For instance, in some languages, 'where' is a place, more so than it is in English as it is currently used. In some languages, the word 'it' is part of other words or implied from context, so English learners may not write them out since it makes sense not to in their language. Other times, they just have a bad teacher who they themself doesn't understand the language they're teaching, and thus gives them bad translations from the get-go.
If you want real-life examples from StackExchange, you can search for such things as 'the difference between' and 'how to say this ...?' on the appropriate forums. There are about ten or so more different variations for each question, but they are just that - variation. They are not the same question. Each question should be handled individually based on the phrasing, not the content.
- In other words, you need to analyze how how is being used, because it has a lot of different meanings, and what you think the asker means may not be what they mean at all.
This also happens with StackOverflow, for example. I'm not the best coder, so I often want to ask the reason why something is done, but I avoid doing so at the risk that my question might be closed, neglected, or made fun of by more experienced (even professional) coders who might go, "Well, duh. Of course you should put ""
after div
, it just makes sense. It's what you do." Well, why? Don't just tell me it's how the computer reads it. I don't care about that, really. I know the computer reads it because it's code, duh! Why does it read it that way? Why not another? How is it useful?

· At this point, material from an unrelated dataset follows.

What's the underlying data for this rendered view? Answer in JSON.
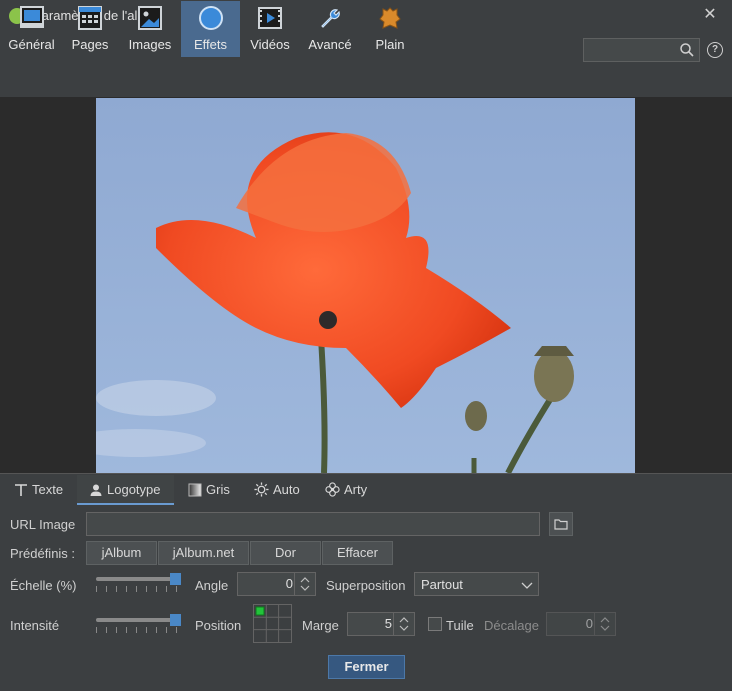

The snarky comments don't make it any fun or more helpful than say, Yahoo!Answers with its simplistic format and network. Don't people come to SE for more information, preferably high-quality?
So my question is thus: How can we improve site features and user etiquette among other things to make the experience better for everyone?
Don't people come to SE for more information, preferably high-quality?
Yes, they do. That's why we have high quality standards for questions. You may not think there's such a thing as a bad question, and that's fine if you're okay producing bad answers, but if you want to produce quality answers you need to have quality questions.